VEJA LEILÕES DE IMÓVEIS COM ATÉ 60% DE DESCONTO
Até 7 de março, interessados podem dar lances em 510 propriedades da Caixa, incluindo casas, apartamentos, terrenos, salas comerciais e galpões. O leilão é organizado por Dilson Marcos Moreira.
Os lances iniciais variam de R$ 27,8 mil a R$ 1,2 milhão, com descontos de até 60% em relação ao valor de mercado. Os imóveis estavam distribuídos em diversas regiões do país, com destaque para os estados de São Paulo, Rio de Janeiro, Minas Gerais, Paraná e Rio Grande do Sul.
Em São Paulo, os valores variam entre R$ 44,1 mil —em um terreno de 125 m², em Presidente Prudente— e R$ 312,2 mil —por uma casa de 65 m², na capital.
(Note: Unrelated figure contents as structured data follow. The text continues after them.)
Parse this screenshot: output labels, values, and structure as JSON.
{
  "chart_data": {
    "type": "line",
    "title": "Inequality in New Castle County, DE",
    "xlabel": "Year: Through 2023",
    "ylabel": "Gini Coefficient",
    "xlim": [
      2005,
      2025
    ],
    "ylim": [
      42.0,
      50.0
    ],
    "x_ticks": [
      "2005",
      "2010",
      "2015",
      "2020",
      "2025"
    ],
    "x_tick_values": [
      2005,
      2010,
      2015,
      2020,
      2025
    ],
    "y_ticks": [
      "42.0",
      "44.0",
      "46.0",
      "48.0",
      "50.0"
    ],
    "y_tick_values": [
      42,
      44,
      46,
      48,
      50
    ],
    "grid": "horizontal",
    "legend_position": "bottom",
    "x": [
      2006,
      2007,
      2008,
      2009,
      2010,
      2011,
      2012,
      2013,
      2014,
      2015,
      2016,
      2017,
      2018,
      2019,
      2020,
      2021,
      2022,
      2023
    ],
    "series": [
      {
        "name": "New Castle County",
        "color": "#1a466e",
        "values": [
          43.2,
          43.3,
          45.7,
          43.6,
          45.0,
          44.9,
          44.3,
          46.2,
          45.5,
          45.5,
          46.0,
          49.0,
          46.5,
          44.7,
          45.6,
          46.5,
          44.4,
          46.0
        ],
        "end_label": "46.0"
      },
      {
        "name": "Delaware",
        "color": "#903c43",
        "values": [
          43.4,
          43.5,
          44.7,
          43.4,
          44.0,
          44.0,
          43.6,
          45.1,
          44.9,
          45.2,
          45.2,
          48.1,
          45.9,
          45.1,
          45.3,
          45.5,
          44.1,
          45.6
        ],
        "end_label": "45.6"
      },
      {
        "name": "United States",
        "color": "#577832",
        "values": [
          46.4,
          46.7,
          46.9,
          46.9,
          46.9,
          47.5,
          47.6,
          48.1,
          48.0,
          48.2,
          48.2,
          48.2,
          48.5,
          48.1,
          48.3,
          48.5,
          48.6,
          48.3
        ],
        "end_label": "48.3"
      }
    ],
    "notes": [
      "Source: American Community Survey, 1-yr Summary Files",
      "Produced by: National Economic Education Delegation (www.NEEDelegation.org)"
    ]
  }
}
Para quem busca um imóvel na praia, em Guarujá, um apartamento com 94 m² recebe lances a partir de R$ 263,8 mil.
No Rio de Janeiro, as oportunidades vão de R$ 47,2 mil —em uma casa de 58 m², em São João de Meriti, a R$ 1,2 milhão— lance inicial em um apartamento de 210 m², também na capital.
Em Minas Gerais, os lances vão de R$ 49,7 mil —em uma casa de 48 m², em Despacho, a R$ 198,8 mil— apartamento de 113 m² em Belo Horizonte.
Em Pernambuco, os imóveis anunciados no leilão têm valores que variam entre R$ 46,4 mil —casa de 54 m² em Pesqueira, e R$ 220,5 mil— apartamento de 68 m², em Jaboatão dos Guararapes.
O pagamento dos imóveis deve ser feito à vista. A Caixa não envia boleto para pagamento da proposta. O boleto é obrigatoriamente gerado pelo cliente no portal www.caixa.gov.br/imoveiscaixa. Demais condições devem ser consultadas no edital, disponível no link.
A Smart Leilões realiza, no dia 27 de fevereiro, a venda de propriedades de bancos como Cahsme, Crediblue, Creditas, Galleria, Inter, REAG e Rodobens. Serão leiloados cerca de 106 imóveis —entre casas, apartamentos e terrenos em diversas localidades do país.
Os interessados devem acessar o site www.leiloariasmart.com.br, realizar um cadastro prévio e consultar a lista completa de imóveis, que inclui descrições detalhadas, valores mínimos de lance e documentação.
A Zuk, em parceria com o Itaú Unibanco, promove mais um leilão no dia 27 de fevereiro. Há imóveis residenciais e terrenos com até 58% de desconto. Também há lotes abertos a propostas. Alguns estão com 10% de desconto para o pagamento à vista.
As oportunidades abrangem os estados de Alagoas, Bahia, Ceará, Espírito Santo, Goiás, Minas Gerais, Mato Grosso do Sul, Mato Grosso, Pará, Paraíba, Paraná, Rio de Janeiro, Rio Grande do Norte, Rondônia, Rio Grande do Sul, Santa Catarina e São Paulo.
Os valores variam de R$ 38 mil para uma casa no bairro Betel, Rio Largo (AL), com 141 m², até R$ 5 milhões para uma casa na Barra, na cidade de Balneário Camboriú (SC), com 522 m². O imóvel com o maior desconto é uma casa no valor de R$ 144 mil, no Jardim Araretama, no município de Pindamonhangaba (SP), com 262 m².
Para participar é preciso se cadastrar no Portal Zuk, consultar o edital do lote e fazer a oferta pelo imóvel desejado.